# Metrics

We used a combination of metrics to measure the performance of the agent, a primary metric based on the degree of completion of the activity, and a set of secondary metrics that evaluate different aspects of the efficiency of the solution.

## Primary Metric: Degree of Success

The primary metric for BEHAVIOR is the (maximum) fraction of satisfied logical predicates of the activity’s goal definition (Q). In the case that a goal is multi-part (e.g., “put one apple on a table or put two pears on a table”), Q is automatically calculated by choosing the combination of goal conditions that maximize Q. ## Secondary Metrics: Efficiency

The secondary metrics capture how efficiently an agent performs the activity relative to the best human demonstration.

• Simulated time (Tsim): The total simulated (not wall-clock) time, how quickly the agent solves the activity.

• Kinematic disarrangement (DK): Displacement caused by the agent in the environment. This can be accumulated over time, or differential i.e. computed between two timesteps, e.g. initial, final.

• Logical disarrangement, DL: Amount of changes caused by the agent in the logical state of the environment. This can be accumulated over time or differential between two time steps. This captures kinematic state changes (putting an item on top of another item, taking an item out of a cupboard) as well as non-kinematic state changes like toggling a stove on, making an item wet, freezing an item.
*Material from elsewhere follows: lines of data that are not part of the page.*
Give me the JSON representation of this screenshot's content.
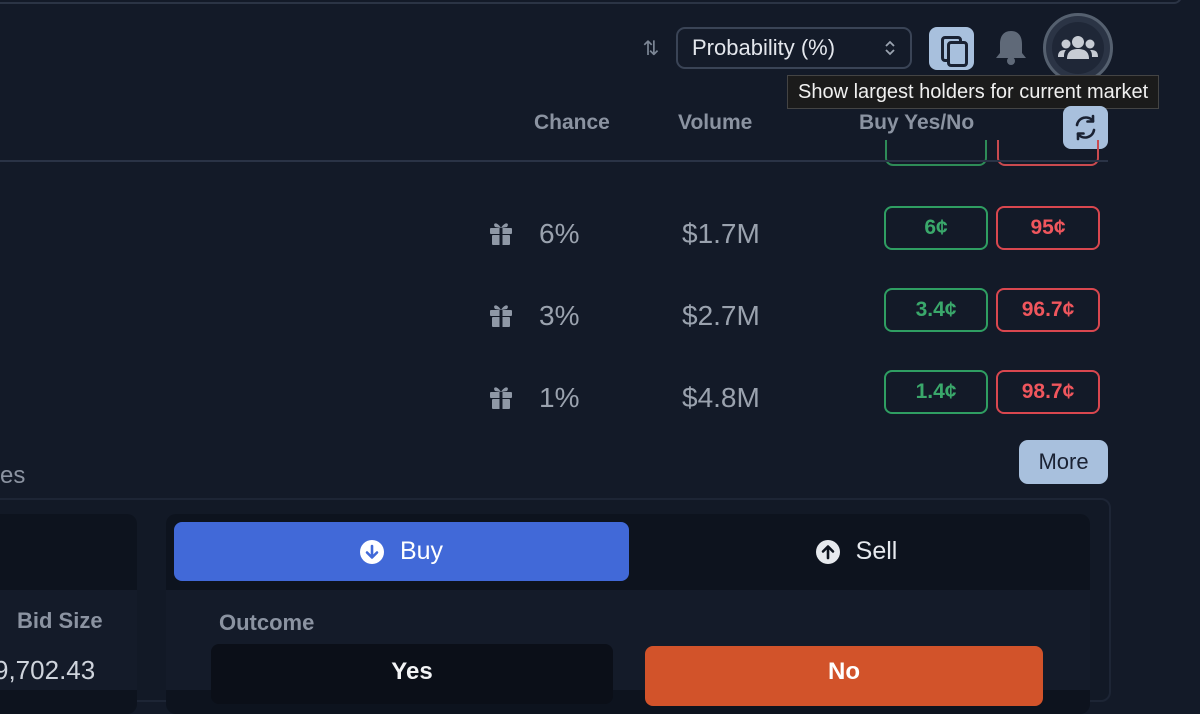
{
  "toolbar": {
    "sort_icon": "sort-arrows-icon",
    "sort_select_value": "Probability (%)",
    "copy_icon": "copy-icon",
    "bell_icon": "bell-icon",
    "holders_icon": "users-group-icon",
    "tooltip": "Show largest holders for current market"
  },
  "table": {
    "headers": {
      "chance": "Chance",
      "volume": "Volume",
      "buy": "Buy Yes/No"
    },
    "refresh_icon": "refresh-icon",
    "rows": [
      {
        "chance": "6%",
        "volume": "$1.7M",
        "yes": "6¢",
        "no": "95¢"
      },
      {
        "chance": "3%",
        "volume": "$2.7M",
        "yes": "3.4¢",
        "no": "96.7¢"
      },
      {
        "chance": "1%",
        "volume": "$4.8M",
        "yes": "1.4¢",
        "no": "98.7¢"
      }
    ],
    "more_label": "More"
  },
  "section_fragment": "es",
  "orderbook": {
    "bid_size_header": "Bid Size",
    "bid_size_value": "9,702.43"
  },
  "trade": {
    "buy_label": "Buy",
    "sell_label": "Sell",
    "outcome_label": "Outcome",
    "yes_label": "Yes",
    "no_label": "No"
  },
  "colors": {
    "background": "#131a28",
    "accent_blue": "#4169d8",
    "yes_green": "#3aa86b",
    "no_red": "#f0565d",
    "no_orange": "#d2532a",
    "button_light": "#a8c0dd"
  }
}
All kinematic state changes are grouped as 1 unit of logical disarrangement per item.

• Distance navigated

• Lbody: Accumulated distance traveled by the agent’s base body. This metric evaluates the efficiency of the agent in navigating the environment.

• Displacement of hands, Lleft and Lright: Accumulated displacement of each of the agent’s hands while in contact with another object for manipulation (i.e., grasping, pushing, etc). This metric evaluates the efficiency of the agent in its interaction with the environment. If you want to compute the metrics on your own, it is recommended that you follow the example in `igibson/examples/behavior/behavior_env_metrics.py`. This example shows how to leverage the start/step/end callbacks and aggregator to collect metrics on a behavior run.
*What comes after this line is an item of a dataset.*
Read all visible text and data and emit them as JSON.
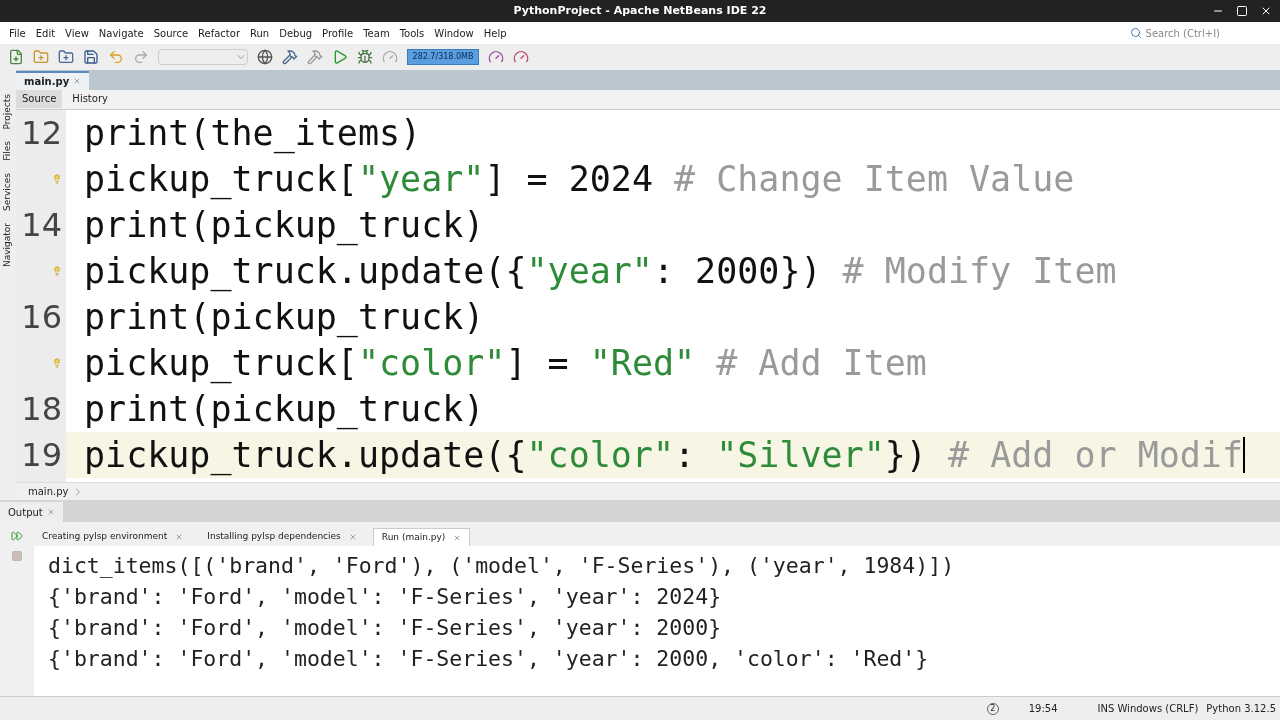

Secondary metrics can be computed in three different modes:

• per `timestep` – this provides the raw value of a metric for a given timestep

• `integrated` over time – this is the sum of the absolute value of the metric over time

• `relative` change between two timesteps – this is the difference of the per timestep metric between the start and the current timestep

The following is a description of the report of metrics returned at the end of an episode. For additional information, see the corresponding implementation under `iGibson/metrics`.
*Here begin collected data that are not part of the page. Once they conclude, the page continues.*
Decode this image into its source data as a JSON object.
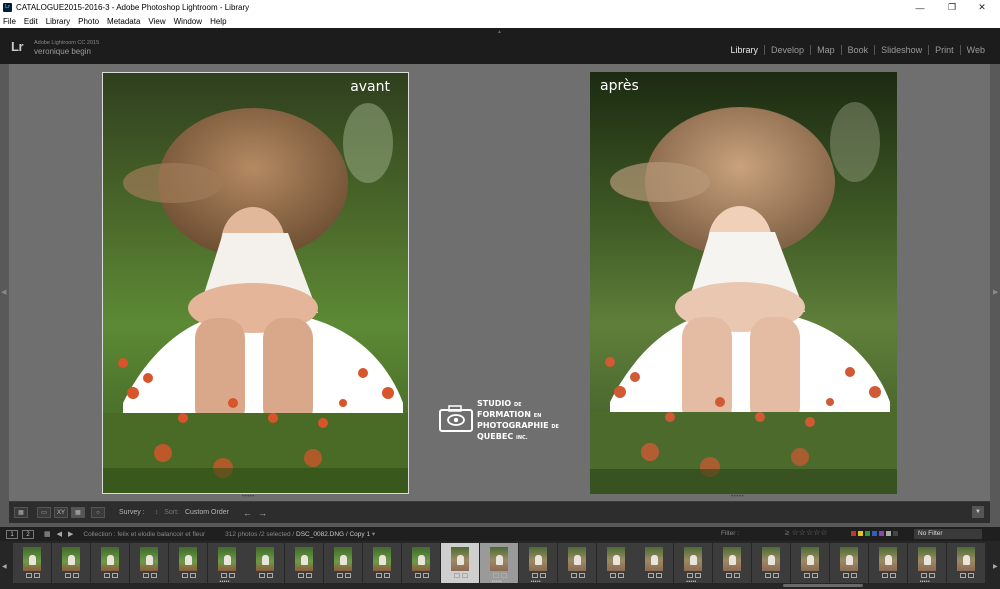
{
  "window": {
    "title": "CATALOGUE2015-2016-3 - Adobe Photoshop Lightroom - Library",
    "icon": "Lr",
    "controls": [
      "minimize",
      "maximize",
      "close"
    ]
  },
  "menu": [
    "File",
    "Edit",
    "Library",
    "Photo",
    "Metadata",
    "View",
    "Window",
    "Help"
  ],
  "header": {
    "logo": "Lr",
    "version": "Adobe Lightroom CC 2015",
    "user": "veronique begin",
    "modules": [
      {
        "label": "Library",
        "active": true
      },
      {
        "label": "Develop",
        "active": false
      },
      {
        "label": "Map",
        "active": false
      },
      {
        "label": "Book",
        "active": false
      },
      {
        "label": "Slideshow",
        "active": false
      },
      {
        "label": "Print",
        "active": false
      },
      {
        "label": "Web",
        "active": false
      }
    ]
  },
  "compare": {
    "before_label": "avant",
    "after_label": "après"
  },
  "watermark": {
    "line1": "STUDIO",
    "line1_small": "DE",
    "line2": "FORMATION",
    "line2_small": "EN",
    "line3": "PHOTOGRAPHIE",
    "line3_small": "DE",
    "line4": "QUEBEC",
    "line4_small": "INC."
  },
  "toolbar": {
    "survey_label": "Survey :",
    "sort_label": "Sort:",
    "sort_value": "Custom Order"
  },
  "filmstrip_bar": {
    "page1": "1",
    "page2": "2",
    "collection": "Collection : felix et elodie balancoir et fleur",
    "count": "312 photos /2 selected /",
    "filename": "DSC_0082.DNG / Copy 1",
    "filter_label": "Filter :",
    "filter_value": "No Filter",
    "swatch_colors": [
      "#c0392b",
      "#e6c229",
      "#2e9e3a",
      "#2f5fc4",
      "#8e44ad",
      "#aaaaaa",
      "#444444"
    ]
  },
  "filmstrip": {
    "thumbnails": [
      {
        "warm": false,
        "state": "normal",
        "dots": ""
      },
      {
        "warm": false,
        "state": "normal",
        "dots": ""
      },
      {
        "warm": false,
        "state": "normal",
        "dots": ""
      },
      {
        "warm": false,
        "state": "normal",
        "dots": ""
      },
      {
        "warm": false,
        "state": "normal",
        "dots": ""
      },
      {
        "warm": false,
        "state": "normal",
        "dots": "•••••"
      },
      {
        "warm": false,
        "state": "normal",
        "dots": ""
      },
      {
        "warm": false,
        "state": "normal",
        "dots": ""
      },
      {
        "warm": false,
        "state": "normal",
        "dots": ""
      },
      {
        "warm": false,
        "state": "normal",
        "dots": ""
      },
      {
        "warm": false,
        "state": "normal",
        "dots": ""
      },
      {
        "warm": true,
        "state": "selected",
        "dots": "•••••"
      },
      {
        "warm": true,
        "state": "selected2",
        "dots": "•••••"
      },
      {
        "warm": true,
        "state": "normal",
        "dots": "•••••"
      },
      {
        "warm": true,
        "state": "normal",
        "dots": ""
      },
      {
        "warm": true,
        "state": "normal",
        "dots": ""
      },
      {
        "warm": true,
        "state": "normal",
        "dots": ""
      },
      {
        "warm": true,
        "state": "normal",
        "dots": "•••••"
      },
      {
        "warm": true,
        "state": "normal",
        "dots": ""
      },
      {
        "warm": true,
        "state": "normal",
        "dots": ""
      },
      {
        "warm": true,
        "state": "normal",
        "dots": ""
      },
      {
        "warm": true,
        "state": "normal",
        "dots": ""
      },
      {
        "warm": true,
        "state": "normal",
        "dots": ""
      },
      {
        "warm": true,
        "state": "normal",
        "dots": "•••••"
      },
      {
        "warm": true,
        "state": "normal",
        "dots": ""
      }
    ]
  }
}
• `q_score` – Primary metric: Degree of Success

• `timestep`

• `integrated`

• `kinematic_disarrangement` – see above

• `timestep`

• `integrated`

• `relative`

• `logical_disarrangment` – see above

• `relative`

• `total_objects`

• `total_states`

• `agent_distance` – distance traveled by torso of the behavior_robot

• `timestep`

• `integrated`

• `grasp_distance` – distance traveled by manipulators of behavior_robot while grasping

• `left_hand`/`right_hand`/`body`

• `timestep`

• `integrated`

• `work` – F*d per frame performed by all body parts

• `left_hand`/`right_hand`/`body`

• `timestep`

• `integrated`

• `pos` – 3D position of agent parts

• `left_hand`/`right_hand`/`body`

• `timestep`

• `integrated`

• `local_pos` – 3D position of agent parts in frame of reference of body

• `left_hand`/`right_hand`

• `timestep`

• `integrated`

• `grasping` – Whether hand is grasping (or touching) object

• `left_hand`/`right_hand`

• `timestep`

• `integrated`

• `reset` – Demos allow a user to reset the bullet position of a robot part to the VR controller position to avoid getting “stuck” on objects

• `left_hand`/`right_hand`/`body`

• `timestep`

• `integrated`

• `satisfied_predicates` – the top-level satisfied goal indices in the activity goal condition

• `timestep`

• `integrated`

• `time` – simulator time in both simulation steps and simulated time

• `simulator_steps`

• `simulator_time`

Note that computing some of these metrics will strongly affect your runtime performance as they query simulator state, so it is recommended to only compute them in your evaluation, not during traning.